Just as a point of interest, they definitely can be input in various applications. I’ve worked on tons of projects where the only non volatile memory was indeed EEPROM. I’ve even seen file systems implemented over them for things like data loggers. Keep in mind there are a lot of embedded applications out there that have unique requirements that standard hard drives or sdcards cannot handle.

It’s been a long time since I used PROMs, so maybe things have changed. But when I did, they required a special device to write your data to them; then they were Read-Only Memory (hence ROM) in your system at some range of addresses. We defined deferred constants with Address clauses to access the data.

It’s kind of a weird naming loophole if you will. The cells are not technically writable and are only readable, but in EEPROM you can erase them and reinitialize them (via a command, no external device). It’s a very loose use of the acronym PROM, but it caught on and became popular (EE means electronically erasable). In the old days this meant you had to be careful how many times you wrote to them as you had limited erase cycles before the internals stopped reliably storing data. One example is a chip I work on has a small 256 byte EEPROM to store some configuration/settings data on. You can only erase each byte up to 10000 times or so before it is no longer reliable to use.

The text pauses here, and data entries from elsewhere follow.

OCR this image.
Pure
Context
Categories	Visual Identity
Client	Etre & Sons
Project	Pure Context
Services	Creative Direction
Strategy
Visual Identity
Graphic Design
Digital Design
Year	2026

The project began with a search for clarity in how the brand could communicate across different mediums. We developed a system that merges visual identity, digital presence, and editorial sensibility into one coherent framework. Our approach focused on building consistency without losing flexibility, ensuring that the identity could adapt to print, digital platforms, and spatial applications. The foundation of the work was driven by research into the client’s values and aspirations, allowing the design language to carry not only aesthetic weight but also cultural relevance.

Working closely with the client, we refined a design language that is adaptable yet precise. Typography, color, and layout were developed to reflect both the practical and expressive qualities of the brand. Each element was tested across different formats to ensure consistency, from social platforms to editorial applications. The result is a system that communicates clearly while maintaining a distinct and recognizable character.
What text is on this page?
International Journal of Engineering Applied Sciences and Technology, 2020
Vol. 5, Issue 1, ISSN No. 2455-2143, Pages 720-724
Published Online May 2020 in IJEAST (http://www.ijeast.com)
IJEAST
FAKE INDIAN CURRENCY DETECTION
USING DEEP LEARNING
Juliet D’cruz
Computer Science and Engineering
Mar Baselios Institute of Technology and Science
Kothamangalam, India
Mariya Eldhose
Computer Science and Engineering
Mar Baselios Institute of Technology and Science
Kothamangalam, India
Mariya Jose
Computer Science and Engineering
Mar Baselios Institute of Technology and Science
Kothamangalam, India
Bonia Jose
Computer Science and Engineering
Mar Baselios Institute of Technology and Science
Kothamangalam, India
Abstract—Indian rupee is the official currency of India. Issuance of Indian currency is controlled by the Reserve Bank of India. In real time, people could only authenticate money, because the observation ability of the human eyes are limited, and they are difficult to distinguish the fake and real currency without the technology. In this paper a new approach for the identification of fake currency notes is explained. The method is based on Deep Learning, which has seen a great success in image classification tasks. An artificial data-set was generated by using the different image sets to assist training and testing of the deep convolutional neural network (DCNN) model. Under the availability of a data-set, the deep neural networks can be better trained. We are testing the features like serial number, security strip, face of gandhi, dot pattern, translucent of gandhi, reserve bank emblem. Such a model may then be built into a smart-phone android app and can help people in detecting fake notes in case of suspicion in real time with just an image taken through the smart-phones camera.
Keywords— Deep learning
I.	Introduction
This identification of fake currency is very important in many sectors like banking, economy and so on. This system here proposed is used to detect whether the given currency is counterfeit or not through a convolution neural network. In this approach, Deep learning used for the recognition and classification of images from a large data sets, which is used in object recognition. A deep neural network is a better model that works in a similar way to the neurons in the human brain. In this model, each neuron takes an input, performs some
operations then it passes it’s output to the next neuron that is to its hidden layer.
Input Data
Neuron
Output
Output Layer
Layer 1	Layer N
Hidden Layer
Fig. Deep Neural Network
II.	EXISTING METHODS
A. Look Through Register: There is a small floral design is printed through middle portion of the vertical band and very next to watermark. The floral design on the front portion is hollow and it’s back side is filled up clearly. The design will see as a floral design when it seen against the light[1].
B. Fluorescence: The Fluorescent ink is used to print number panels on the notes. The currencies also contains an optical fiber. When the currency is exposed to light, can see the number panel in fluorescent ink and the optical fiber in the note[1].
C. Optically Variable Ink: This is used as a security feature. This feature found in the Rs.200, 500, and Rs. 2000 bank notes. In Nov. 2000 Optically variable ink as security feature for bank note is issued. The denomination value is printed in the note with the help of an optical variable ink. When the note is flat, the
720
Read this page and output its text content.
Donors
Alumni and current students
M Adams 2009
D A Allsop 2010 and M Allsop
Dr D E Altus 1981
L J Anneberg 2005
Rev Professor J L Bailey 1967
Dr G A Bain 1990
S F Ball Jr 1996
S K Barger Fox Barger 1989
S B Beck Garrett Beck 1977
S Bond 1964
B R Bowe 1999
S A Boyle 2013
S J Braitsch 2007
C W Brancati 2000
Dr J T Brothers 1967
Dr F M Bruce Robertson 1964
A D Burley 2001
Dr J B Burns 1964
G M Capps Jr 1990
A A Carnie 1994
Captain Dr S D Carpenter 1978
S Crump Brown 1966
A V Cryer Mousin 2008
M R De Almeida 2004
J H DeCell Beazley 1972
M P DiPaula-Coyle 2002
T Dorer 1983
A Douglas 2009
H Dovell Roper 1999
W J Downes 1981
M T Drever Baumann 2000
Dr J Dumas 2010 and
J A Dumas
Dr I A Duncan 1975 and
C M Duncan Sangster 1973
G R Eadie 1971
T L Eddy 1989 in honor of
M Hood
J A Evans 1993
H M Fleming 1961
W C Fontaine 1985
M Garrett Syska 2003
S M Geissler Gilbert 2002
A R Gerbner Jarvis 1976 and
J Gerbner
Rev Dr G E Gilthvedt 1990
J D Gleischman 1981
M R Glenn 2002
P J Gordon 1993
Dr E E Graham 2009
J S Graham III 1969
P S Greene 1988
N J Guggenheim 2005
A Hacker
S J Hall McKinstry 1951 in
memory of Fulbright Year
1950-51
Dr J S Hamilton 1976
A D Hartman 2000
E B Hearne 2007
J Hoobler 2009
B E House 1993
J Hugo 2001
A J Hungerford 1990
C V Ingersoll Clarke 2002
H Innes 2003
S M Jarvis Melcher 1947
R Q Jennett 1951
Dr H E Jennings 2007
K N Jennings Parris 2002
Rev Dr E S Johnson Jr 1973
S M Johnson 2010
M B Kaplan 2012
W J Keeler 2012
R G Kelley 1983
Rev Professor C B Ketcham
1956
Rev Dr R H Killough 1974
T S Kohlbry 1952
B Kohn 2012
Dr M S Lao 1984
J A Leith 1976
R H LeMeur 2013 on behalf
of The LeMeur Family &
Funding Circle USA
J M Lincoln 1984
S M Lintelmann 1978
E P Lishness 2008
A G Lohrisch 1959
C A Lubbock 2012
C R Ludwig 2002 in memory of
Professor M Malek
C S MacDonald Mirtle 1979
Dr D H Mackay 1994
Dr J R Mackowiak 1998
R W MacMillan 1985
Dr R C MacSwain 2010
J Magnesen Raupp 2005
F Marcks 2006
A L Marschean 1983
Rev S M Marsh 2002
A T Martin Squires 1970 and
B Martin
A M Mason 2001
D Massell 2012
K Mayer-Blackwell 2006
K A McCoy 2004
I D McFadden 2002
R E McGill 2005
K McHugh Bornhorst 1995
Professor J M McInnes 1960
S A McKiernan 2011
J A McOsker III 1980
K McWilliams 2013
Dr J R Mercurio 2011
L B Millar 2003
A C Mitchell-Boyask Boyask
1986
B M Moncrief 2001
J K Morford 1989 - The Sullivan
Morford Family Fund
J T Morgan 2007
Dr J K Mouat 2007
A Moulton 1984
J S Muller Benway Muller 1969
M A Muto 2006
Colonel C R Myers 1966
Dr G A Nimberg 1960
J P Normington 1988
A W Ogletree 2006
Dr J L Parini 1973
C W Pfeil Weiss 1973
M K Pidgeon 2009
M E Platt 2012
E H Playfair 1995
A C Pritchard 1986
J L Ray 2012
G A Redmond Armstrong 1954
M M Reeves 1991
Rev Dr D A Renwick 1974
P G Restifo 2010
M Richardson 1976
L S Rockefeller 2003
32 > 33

However in the last 10-15 years some new technologies that are faster and more reliable caught on and a few of them have lept into the EEPROM market (Such as FeRAM). They are at a technical level not PROM (more so RAM) but what a lot of designers did was start populating ICs to act like EEPROM using standard EEPROM interfaces and standard EEPROM packages/pin outs. Now even quite a few are marketed as EEPROMs. It’s caught on and over time the term EEPROM has started to change from a technically physical implementation acronym to one that refers to the EEPROM interface standards used (kinda blackboxing the implementation). At work, we’ve actually xrayed and opened up a few of the packages we got and found our EEPROMs were not actually even PROMs internally.

So the acronym’s meaning has morphed over time, at least in the embedded world.

Side note, one of the filesystems I saw was actually implemented over PROM technology. It used a mix of software algorithms to avoid erasing memory when possible to virtually extend the erase lifetime of the chips.

The image processing that follows the decoding can be arbitrarily long, so the image decoding time can be made as unimportant as desired in relative terms to the overall run time.
However, in many cases, the processing is very short (even shorter than writing a new file) and consists in loading images’ bitmaps to a RAM (GID allows you do do it directly during the decoding).
In those cases, gains in decoding time are meaningful.

Regarding the PNG chunks, they contain compressed data and have to be processed sequentially.